In many places, the EMS folks don't have the qualifications to determine the best extrication route for the patient compared to the firefighters or rescue squaddies. There are actually places where fire/rescue has their own patient care folks and they do all of the patient care until the extrication is complete. Once the patient is freed and packaged, the fire/rescue people hand the patient off to a transport EMS unit that may be from another agency. If the EMS agency crews don't have the training, protective clothing, and interoperability to enter the Hot Zone around the car, then they're not going to be in a position to touch the car or the patient, let alone particpate in patient care.

The car is part of the scene; the IC is in charge of the scene at the strategic level; EMS generally operates only at the tactical level on single-patient extrications, which means that they don't make decisions outside their scope.

i work for an integrated department, too, and our ICs have all had at least EMT-B and most have completed paramedic certification. Our rescue people are all EMTs or paramedics. That takes the "non-medically trained" IC issue nonexistant.
At my department, medics stay out of our way while we extricate, but when the patient hits the back board, we stay out of the medics way...
I guess I was spoiled during my EMS days.

On scene, the FD Captain always said "what do you need from us" and they made it happen.
No problems ever.

But we don't have many blended Fire/EMS services either.
Senior EMS person on scene is in charge of the patient...Fire personnel take care of the extrication......IC is in charge of everyone on scene.....

Depends on the scenario...

Paramedic Engine Company: pretty much excludes the private AMR medics from doing much more than providing transportation, but only if ground transportation is used. Often times, our more extreme medical emergencies get to use helicopter medivac from the scene, and this includes only Fire Department paramedics. There is also the thing about transferring patient care from a FD medic to the private ambulance medic. We don't do that. The original treating medic stays with the patient from the scene to the hospital, and this includes riding on the ambulance with the engine company or BC picking up the medic at the hospital.

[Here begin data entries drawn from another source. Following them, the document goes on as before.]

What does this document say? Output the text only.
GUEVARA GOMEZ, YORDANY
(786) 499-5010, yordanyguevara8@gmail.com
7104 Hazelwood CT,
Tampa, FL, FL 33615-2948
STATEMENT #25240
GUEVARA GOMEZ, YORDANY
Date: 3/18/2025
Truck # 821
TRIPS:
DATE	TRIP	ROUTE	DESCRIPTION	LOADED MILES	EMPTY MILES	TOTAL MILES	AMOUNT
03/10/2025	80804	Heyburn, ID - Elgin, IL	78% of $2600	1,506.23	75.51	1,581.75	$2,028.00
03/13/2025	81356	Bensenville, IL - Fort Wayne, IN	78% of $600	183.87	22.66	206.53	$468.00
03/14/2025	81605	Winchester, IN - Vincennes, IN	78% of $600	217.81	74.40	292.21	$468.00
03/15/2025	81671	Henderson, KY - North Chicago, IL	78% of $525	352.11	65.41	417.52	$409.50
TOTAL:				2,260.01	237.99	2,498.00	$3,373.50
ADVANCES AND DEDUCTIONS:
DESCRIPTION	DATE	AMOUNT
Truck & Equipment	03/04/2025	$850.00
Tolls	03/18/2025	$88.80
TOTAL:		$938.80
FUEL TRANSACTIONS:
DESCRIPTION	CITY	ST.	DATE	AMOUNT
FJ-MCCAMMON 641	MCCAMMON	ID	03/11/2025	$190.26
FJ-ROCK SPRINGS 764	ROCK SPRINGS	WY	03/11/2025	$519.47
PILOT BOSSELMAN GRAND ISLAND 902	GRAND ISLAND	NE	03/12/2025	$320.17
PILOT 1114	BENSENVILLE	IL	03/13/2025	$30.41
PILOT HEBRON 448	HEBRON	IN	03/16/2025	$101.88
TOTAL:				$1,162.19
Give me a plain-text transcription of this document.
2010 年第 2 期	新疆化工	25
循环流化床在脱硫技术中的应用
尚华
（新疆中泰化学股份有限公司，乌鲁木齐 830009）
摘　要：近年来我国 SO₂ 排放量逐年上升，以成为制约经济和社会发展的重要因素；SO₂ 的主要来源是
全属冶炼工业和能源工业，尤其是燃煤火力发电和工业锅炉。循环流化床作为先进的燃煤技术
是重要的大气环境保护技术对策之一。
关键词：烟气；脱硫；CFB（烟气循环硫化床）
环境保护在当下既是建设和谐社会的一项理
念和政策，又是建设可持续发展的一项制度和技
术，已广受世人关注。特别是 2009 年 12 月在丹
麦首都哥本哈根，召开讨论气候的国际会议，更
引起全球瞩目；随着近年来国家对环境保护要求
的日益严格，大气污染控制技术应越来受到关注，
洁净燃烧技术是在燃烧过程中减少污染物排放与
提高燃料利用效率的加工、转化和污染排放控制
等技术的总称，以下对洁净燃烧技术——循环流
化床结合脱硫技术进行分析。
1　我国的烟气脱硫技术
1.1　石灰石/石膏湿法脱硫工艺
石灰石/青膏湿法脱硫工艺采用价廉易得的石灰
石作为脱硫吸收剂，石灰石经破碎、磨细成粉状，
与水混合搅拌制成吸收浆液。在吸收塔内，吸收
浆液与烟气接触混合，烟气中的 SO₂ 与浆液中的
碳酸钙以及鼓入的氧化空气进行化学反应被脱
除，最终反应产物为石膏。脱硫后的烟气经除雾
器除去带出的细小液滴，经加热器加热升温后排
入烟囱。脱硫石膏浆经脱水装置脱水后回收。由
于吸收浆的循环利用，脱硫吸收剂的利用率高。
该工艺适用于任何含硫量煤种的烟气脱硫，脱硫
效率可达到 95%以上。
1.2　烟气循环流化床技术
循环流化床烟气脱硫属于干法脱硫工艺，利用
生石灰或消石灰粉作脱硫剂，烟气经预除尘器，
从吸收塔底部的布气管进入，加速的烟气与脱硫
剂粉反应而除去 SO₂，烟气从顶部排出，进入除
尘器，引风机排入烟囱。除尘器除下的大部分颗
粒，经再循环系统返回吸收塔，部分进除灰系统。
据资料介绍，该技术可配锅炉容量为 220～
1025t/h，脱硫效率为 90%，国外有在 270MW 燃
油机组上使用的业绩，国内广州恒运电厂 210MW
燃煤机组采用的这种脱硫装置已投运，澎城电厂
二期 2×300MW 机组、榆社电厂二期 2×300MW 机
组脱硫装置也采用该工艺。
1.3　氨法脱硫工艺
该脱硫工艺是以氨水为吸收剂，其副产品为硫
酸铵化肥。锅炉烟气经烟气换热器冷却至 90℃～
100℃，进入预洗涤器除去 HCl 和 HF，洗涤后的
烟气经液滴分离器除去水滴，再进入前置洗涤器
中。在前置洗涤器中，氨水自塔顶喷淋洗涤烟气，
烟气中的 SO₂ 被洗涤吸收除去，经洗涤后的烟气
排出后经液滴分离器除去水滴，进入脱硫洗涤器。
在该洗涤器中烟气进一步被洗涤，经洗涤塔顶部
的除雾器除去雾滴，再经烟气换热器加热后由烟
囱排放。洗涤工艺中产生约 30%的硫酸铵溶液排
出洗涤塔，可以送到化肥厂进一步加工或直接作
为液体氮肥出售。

BLS Engine Company: This type of engine company, which for us is not the rule makes use of private ambulance medics, and this would include using them as the primary care providers for the patient. However, the on scene Fire Captain, who is the IC oversees patient care generally speaking, and the firefighters performing the extrication are actually more in touch with providing primary patient care until the patient has been removed and transferred to the awaiting AMR medics. I found this situation quite often, not always having a paramedic assigned to my station. Many times, I would facilitate the AMR medic, if safe to do so, to evaluate the patient and possibly start some intervention such as an IV. Firefighters handle the basics, but from experience, I can't tell you how cool it is having your own medic that is also a firefighter. This makes the Captain's life a very simple exisitence. Why? They do the EMS paperwork... :D

Hi there

In Portugal the extrication team is composed of six elements
No. 1 - Team leader
No. 2 - Element Tool
No. 3 - Element Tool
No. 4 - Element of Security
No. 5 - Rescuer
No. 6 - Assistant General

About the question ...

Rescuer (5) - be responsible for providing pre-hospital care
until the arrival of their team, acting as a point of
reference to the victims and helping the team out of hospital.
After a comprehensive assessment of the status of victims, should:
- Inform the team leader of the priorities;
- Establish contact with victims, as early
- Carry out the examination of victims;
- Stabilize the victims;
- Proceed with the extraction, according to the responsible team
do you employ the use of "START" triage, including the medical triage tags?